“But I never look upon the sea
On a wild November morn,
But I fancy I see a tiny boat
On the crested billows borne,
And a brave crew battling manfully
With their sullen and angry foe –
‘The Brave Eleven’ – who died that day
Just thirty years ago.”
(By Emily Briggs, published in the West Sussex Gazette, November 25, 2880)

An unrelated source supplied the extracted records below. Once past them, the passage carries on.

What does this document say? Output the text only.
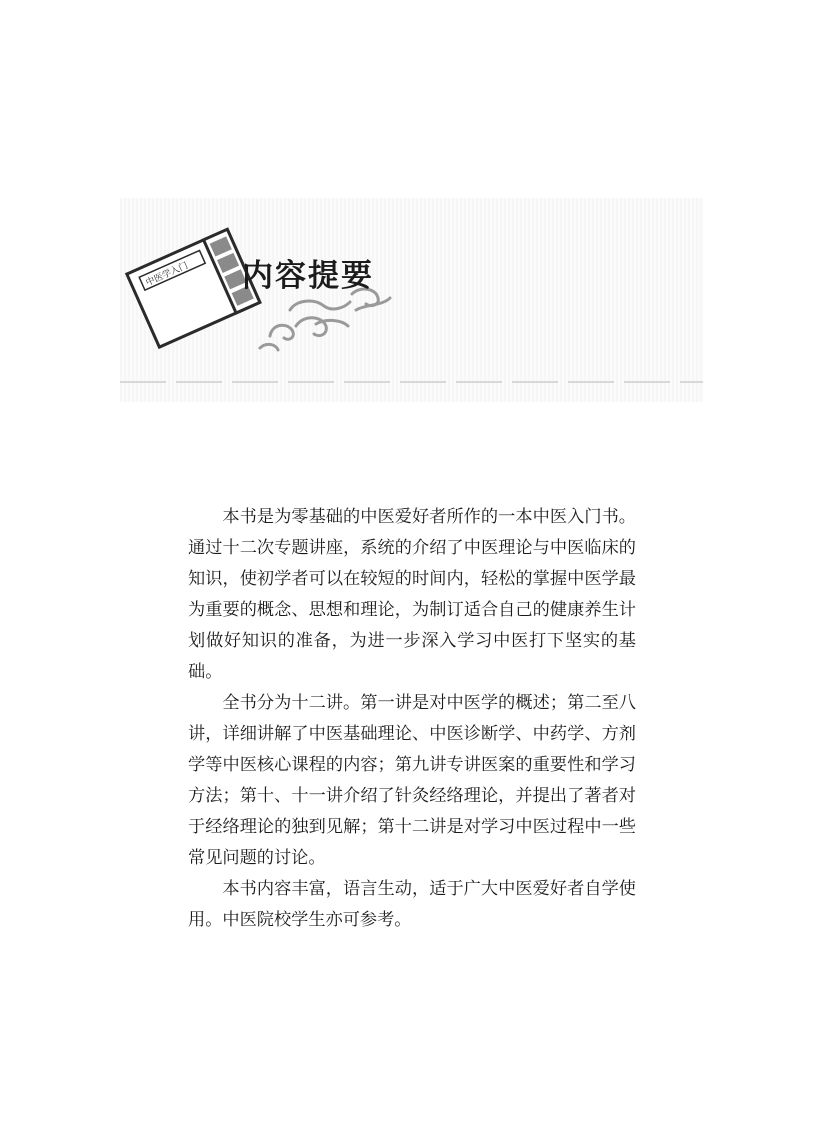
中医学入门 内容提要

本书是为零基础的中医爱好者所作的一本中医入门书。通过十二次专题讲座，系统的介绍了中医理论与中医临床的知识，使初学者可以在较短的时间内，轻松的掌握中医学最为重要的概念、思想和理论，为制订适合自己的健康养生计划做好知识的准备，为进一步深入学习中医打下坚实的基础。

全书分为十二讲。第一讲是对中医学的概述；第二至八讲，详细讲解了中医基础理论、中医诊断学、中药学、方剂学等中医核心课程的内容；第九讲专讲医案的重要性和学习方法；第十、十一讲介绍了针灸经络理论，并提出了著者对于经络理论的独到见解；第十二讲是对学习中医过程中一些常见问题的讨论。

本书内容丰富，语言生动，适于广大中医爱好者自学使用。中医院校学生亦可参考。
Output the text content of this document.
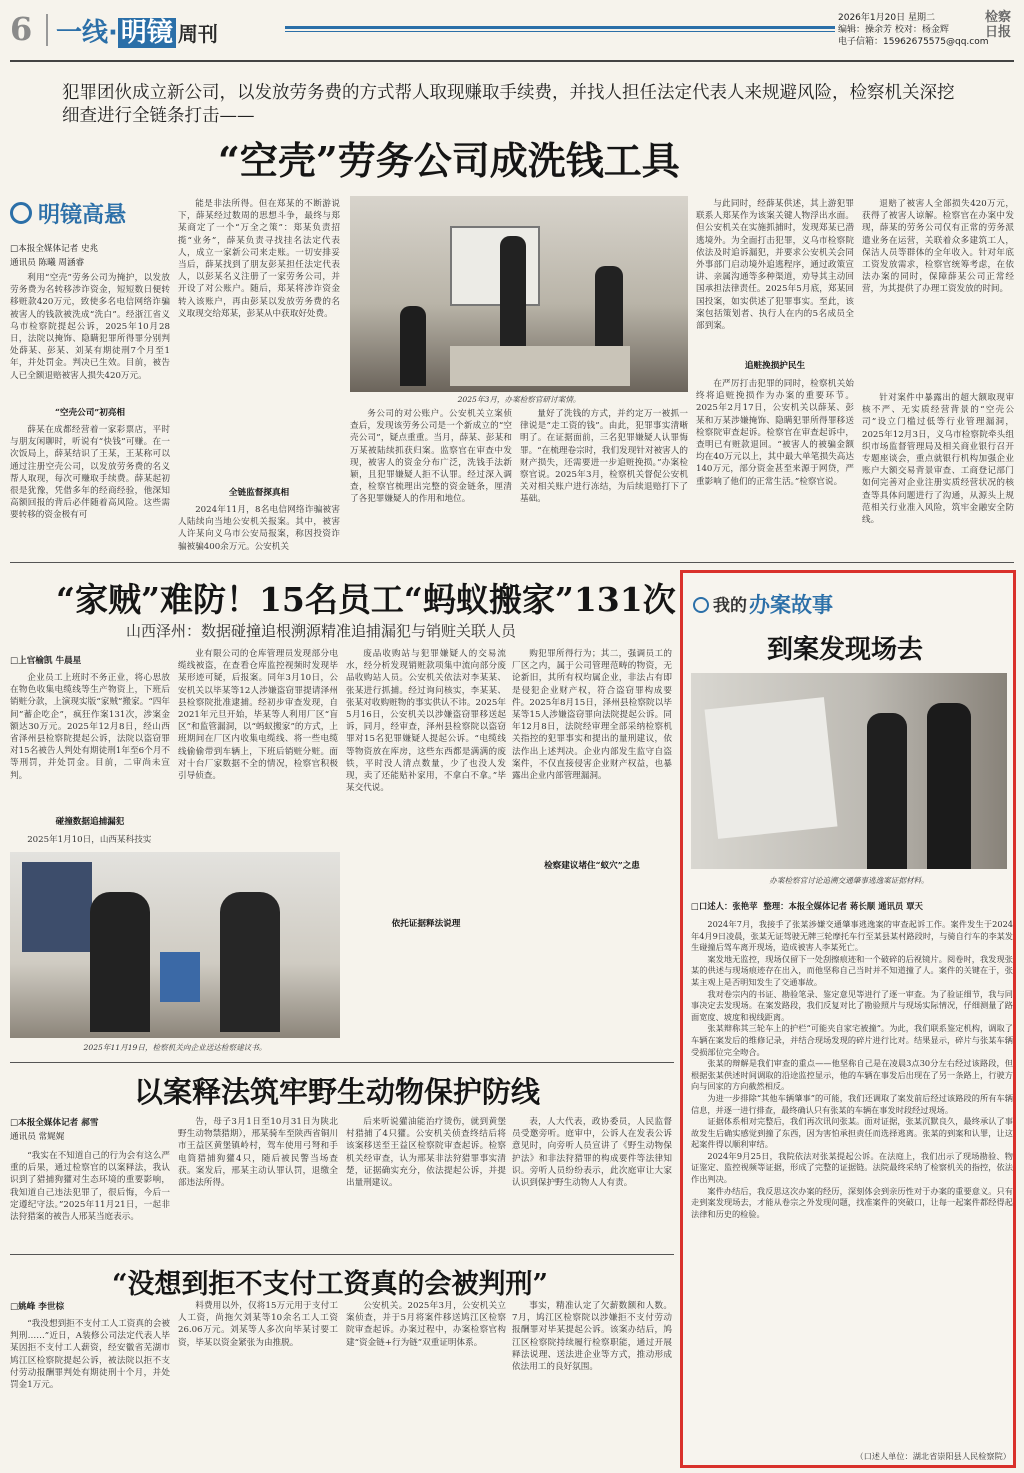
6 一线· 明镜 周刊
2026年1月20日 星期二
编辑：操余芳 校对：杨金辉
电子信箱：15962675575@qq.com
检察日报
犯罪团伙成立新公司，以发放劳务费的方式帮人取现赚取手续费，并找人担任法定代表人来规避风险，检察机关深挖细查进行全链条打击——
“空壳”劳务公司成洗钱工具
明镜高悬
□本报全媒体记者 史兆
通讯员 陈曦 周涵睿

利用“空壳”劳务公司为掩护，以发放劳务费为名转移涉诈资金，短短数日便转移赃款420万元，致使多名电信网络诈骗被害人的钱款被洗成“洗白”。经浙江省义乌市检察院提起公诉，2025年10月28日，法院以掩饰、隐瞒犯罪所得罪分别判处薛某、彭某、刘某有期徒刑7个月至1年，并处罚金。判决已生效。目前，被告人已全额退赔被害人损失420万元。

“空壳公司”初亮相

薛某在成都经营着一家彩票店，平时与朋友闲聊时，听说有“快钱”可赚。在一次饭局上，薛某结识了王某，王某称可以通过注册空壳公司，以发放劳务费的名义帮人取现，每次可赚取手续费。薛某起初很是犹豫，凭借多年的经商经验，他深知高额回报的背后必伴随着高风险。这些需要转移的资金极有可

能是非法所得。但在郑某的不断游说下，薛某经过数周的思想斗争，最终与郑某商定了一个“万全之策”：郑某负责招揽“业务”，薛某负责寻找挂名法定代表人，成立一家新公司来走账。一切安排妥当后，薛某找到了朋友彭某担任法定代表人，以彭某名义注册了一家劳务公司，并开设了对公账户。随后，郑某将涉诈资金转入该账户，再由彭某以发放劳务费的名义取现交给郑某，彭某从中获取好处费。

全链监督探真相

2024年11月，8名电信网络诈骗被害人陆续向当地公安机关报案。其中，被害人许某向义乌市公安局报案，称因投资诈骗被骗400余万元。公安机关

2025年3月，办案检察官研讨案情。

务公司的对公账户。公安机关立案侦查后，发现该劳务公司是一个新成立的“空壳公司”，疑点重重。当月，薛某、彭某和万某被陆续抓获归案。监察官在审查中发现，被害人的资金分布广泛，洗钱手法新颖，且犯罪嫌疑人拒不认罪。经过深入调查，检察官梳理出完整的资金链条，厘清了各犯罪嫌疑人的作用和地位。

量好了洗钱的方式，并约定万一被抓一律说是“走工资的钱”。由此，犯罪事实清晰明了。在证据面前，三名犯罪嫌疑人认罪悔罪。“在梳理卷宗时，我们发现针对被害人的财产损失，还需要进一步追赃挽损。”办案检察官说。2025年3月，检察机关督促公安机关对相关账户进行冻结，为后续退赔打下了基础。

与此同时，经薛某供述，其上游犯罪联系人郑某作为该案关键人物浮出水面。但公安机关在实施抓捕时，发现郑某已潜逃境外。为全面打击犯罪，义乌市检察院依法及时追诉漏犯，并要求公安机关会同外事部门启动境外追逃程序，通过政策宣讲、亲属沟通等多种渠道，劝导其主动回国承担法律责任。2025年5月底，郑某回国投案，如实供述了犯罪事实。至此，该案包括策划者、执行人在内的5名成员全部到案。

追赃挽损护民生

在严厉打击犯罪的同时，检察机关始终将追赃挽损作为办案的重要环节。2025年2月17日，公安机关以薛某、彭某和万某涉嫌掩饰、隐瞒犯罪所得罪移送检察院审查起诉。检察官在审查起诉中，查明已有赃款退回。“被害人的被骗金额均在40万元以上，其中最大单笔损失高达140万元，部分资金甚至来源于网贷，严重影响了他们的正常生活。”检察官说。

退赔了被害人全部损失420万元，获得了被害人谅解。检察官在办案中发现，薛某的劳务公司仅有正常的劳务派遣业务在运营，关联着众多建筑工人，保洁人员等群体的全年收入。针对年底工资发放需求，检察官统筹考虑，在依法办案的同时，保障薛某公司正常经营，为其提供了办理工资发放的时间。

针对案件中暴露出的超大额取现审核不严、无实质经营背景的“空壳公司”设立门槛过低等行业管理漏洞，2025年12月3日，义乌市检察院牵头组织市场监督管理局及相关商业银行召开专题座谈会，重点就银行机构加强企业账户大额交易背景审查、工商登记部门如何完善对企业注册实质经营状况的核查等具体问题进行了沟通，从源头上规范相关行业准入风险，筑牢金融安全防线。

“家贼”难防！15名员工“蚂蚁搬家”131次
山西泽州：数据碰撞追根溯源精准追捕漏犯与销赃关联人员
□上官榆凯 牛晨星

企业员工上班时不务正业，将心思放在物色收集电缆线等生产物资上，下班后销赃分款，上演现实版“家贼”搬家。“四年间”蓄企吃企”，疯狂作案131次，涉案金额达30万元。2025年12月8日，经山西省泽州县检察院提起公诉，法院以盗窃罪对15名被告人判处有期徒刑1年至6个月不等刑罚，并处罚金。目前，二审尚未宣判。

碰撞数据追捕漏犯

2025年1月10日，山西某科技实

业有限公司的仓库管理员发现部分电缆线被盗，在查看仓库监控视频时发现毕某形迹可疑，后报案。同年3月10日，公安机关以毕某等12人涉嫌盗窃罪提请泽州县检察院批准逮捕。经初步审查发现，自2021年元旦开始，毕某等人利用厂区“盲区”和监管漏洞，以“蚂蚁搬家”的方式，上班期间在厂区内收集电缆线、将一些电缆线偷偷带到车辆上，下班后销赃分赃。面对十台厂家数据不全的情况，检察官积极引导侦查。

2025年11月19日，检察机关向企业送达检察建议书。

废品收购站与犯罪嫌疑人的交易流水，经分析发现销赃款项集中流向部分废品收购站人员。公安机关依法对李某某、张某进行抓捕。经过询问核实，李某某、张某对收购赃物的事实供认不讳。2025年5月16日，公安机关以涉嫌盗窃罪移送起诉，同月，经审查，泽州县检察院以盗窃罪对15名犯罪嫌疑人提起公诉。“电缆线等物资放在库房，这些东西都是满满的废铁，平时没人清点数量，少了也没人发现，卖了还能贴补家用，不拿白不拿。”毕某交代说。

依托证据释法说理

购犯罪所得行为；其二，强调员工的厂区之内，属于公司管理范畴的物资，无论新旧，其所有权均属企业，非法占有即是侵犯企业财产权，符合盗窃罪构成要件。2025年8月15日，泽州县检察院以毕某等15人涉嫌盗窃罪向法院提起公诉。同年12月8日，法院经审理全部采纳检察机关指控的犯罪事实和提出的量刑建议，依法作出上述判决。企业内部发生监守自盗案件，不仅直接侵害企业财产权益，也暴露出企业内部管理漏洞。

检察建议堵住“蚁穴”之患
以案释法筑牢野生动物保护防线
□本报全媒体记者 郝雪
通讯员 常娓娓

“我实在不知道自己的行为会有这么严重的后果，通过检察官的以案释法，我认识到了猎捕狗獾对生态环境的重要影响，我知道自己违法犯罪了，很后悔，今后一定遵纪守法。”2025年11月21日，一起非法狩猎案的被告人邢某当庭表示。

告，母子3月1日至10月31日为陕北野生动物禁猎期），邢某骑车至陕西省铜川市王益区黄堡镇岭村，驾车使用弓弩和手电筒猎捕狗獾4只，随后被民警当场查获。案发后，邢某主动认罪认罚，退缴全部违法所得。

后来听说獾油能治疗烫伤，就到黄堡村猎捕了4只獾。公安机关侦查终结后将该案移送至王益区检察院审查起诉。检察机关经审查，认为邢某非法狩猎罪事实清楚，证据确实充分，依法提起公诉，并提出量刑建议。

表，人大代表，政协委员，人民监督员受邀旁听。庭审中，公诉人在发表公诉意见时，向旁听人员宣讲了《野生动物保护法》和非法狩猎罪的构成要件等法律知识。旁听人员纷纷表示，此次庭审让大家认识到保护野生动物人人有责。

“没想到拒不支付工资真的会被判刑”
□姚峰 李世棕

“我没想到拒不支付工人工资真的会被判刑……”近日，A装修公司法定代表人毕某因拒不支付工人薪资，经安徽省芜湖市鸠江区检察院提起公诉，被法院以拒不支付劳动报酬罪判处有期徒刑十个月，并处罚金1万元。

料费用以外，仅将15万元用于支付工人工资，尚拖欠刘某等10余名工人工资26.06万元。刘某等人多次向毕某讨要工资，毕某以资金紧张为由推脱。

公安机关。2025年3月，公安机关立案侦查，并于5月将案件移送鸠江区检察院审查起诉。办案过程中，办案检察官构建“资金链+行为链”双重证明体系。

事实，精准认定了欠薪数额和人数。7月，鸠江区检察院以涉嫌拒不支付劳动报酬罪对毕某提起公诉。该案办结后，鸠江区检察院持续履行检察职能，通过开展释法说理、送法进企业等方式，推动形成依法用工的良好氛围。

我的 办案故事
到案发现场去
办案检察官讨论追溯交通肇事逃逸案证据材料。
□口述人：张艳苹 整理：本报全媒体记者 蒋长顺 通讯员 覃天

2024年7月，我接手了张某涉嫌交通肇事逃逸案的审查起诉工作。案件发生于2024年4月9日凌晨，张某无证驾驶无牌三轮摩托车行至某县某村路段时，与骑自行车的李某发生碰撞后驾车离开现场，造成被害人李某死亡。

案发地无监控，现场仅留下一处刮擦痕迹和一个破碎的后视镜片。阅卷时，我发现张某的供述与现场痕迹存在出入，而他坚称自己当时并不知道撞了人。案件的关键在于，张某主观上是否明知发生了交通事故。

我对卷宗内的书证、勘验笔录、鉴定意见等进行了逐一审查。为了验证细节，我与同事决定去发现场。在案发路段，我们反复对比了勘验照片与现场实际情况，仔细测量了路面宽度、坡度和视线距离。

张某辩称其三轮车上的护栏“可能夹自家宅被撞”。为此，我们联系鉴定机构，调取了车辆在案发后的维修记录，并结合现场发现的碎片进行比对。结果显示，碎片与张某车辆受损部位完全吻合。

张某的辩解是我们审查的重点——他坚称自己是在凌晨3点30分左右经过该路段，但根据张某供述时间调取的沿途监控显示，他的车辆在事发后出现在了另一条路上，行驶方向与回家的方向截然相反。

为进一步排除“其他车辆肇事”的可能，我们还调取了案发前后经过该路段的所有车辆信息，并逐一进行排查，最终确认只有张某的车辆在事发时段经过现场。

证据体系相对完整后，我们再次讯问张某。面对证据，张某沉默良久，最终承认了事故发生后确实感觉到撞了东西，因为害怕承担责任而选择逃离。张某的到案和认罪，让这起案件得以顺利审结。

2024年9月25日，我院依法对张某提起公诉。在法庭上，我们出示了现场勘验、物证鉴定、监控视频等证据，形成了完整的证据链。法院最终采纳了检察机关的指控，依法作出判决。

案件办结后，我反思这次办案的经历，深刻体会到亲历性对于办案的重要意义。只有走到案发现场去，才能从卷宗之外发现问题，找准案件的突破口，让每一起案件都经得起法律和历史的检验。

（口述人单位：湖北省崇阳县人民检察院）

The legacy of the Lalla Rookh incident was the establishment of the lifeboat service at Worthing, a volunteer operation that lasted into the 1930s. It is a history well documented in local historian Robert Blann’s series of books on the history of Worthing: A Town’s Pride: Victorian Lifeboatmen and their Community, Edwardian Worthing: Eventful Era in a Lifeboat Town and Vintage Worthing: Images of a Lifeboat Town, 1914-1945.

Robert Blann’s books

Search the West Sussex Past Pictures archive using the term “Lifeboat”

THE LIFEBOAT CREW
Lost in the roar of the wild ocean’s rage,
Are the cries of the timid and brave:
Fearless the crew of the lifeboat engage,
The tempest toss’d vessel to save.
Hark to the thunder that shakes heav’n’s dome,
See how the fierce lightnings flash by;
With a cheer and a pray’r for the lov’d ones at home,
Go the heroes to do or to die.

CHORUS Hail! To the lifeboat,
God bless the brave crew,
Who dare the tempestuous wave.
Strengthen and bless the hearts daring and true,
Who risk all to succour and save.

Dash’d like a leaf on the billows that roar,
Now lost in the wild dashing spray,
Trembling with fear stands the crowd on the shore,
Some weeping, some striving to pray.
Mothers and wives, mute with anguish stand by,
Yet proud of the dear ones so brave,
Straining their ears to catch sound of that cry,
Which at last faintly comes o’er the wave.

CHORUS

Loud ring the cheers as the lifeboat returns,
Forms dripping with foam and with rain;
Grateful and proud every bosom now burns,
They have conquer’d old ocean again.
Then who will forbear to lend helping hand,
To the life-saving boat and its crew,
Whose courage and pluck makes us proud of the land,
That boasts men so fearless and true.

CHORUS
(By John Hartley, late 19th century, from Everyman’s Book of Seasongs, Richard baker and Antony Miall, JM Dent & Sons Ltd., London, Melbourne, Toronto)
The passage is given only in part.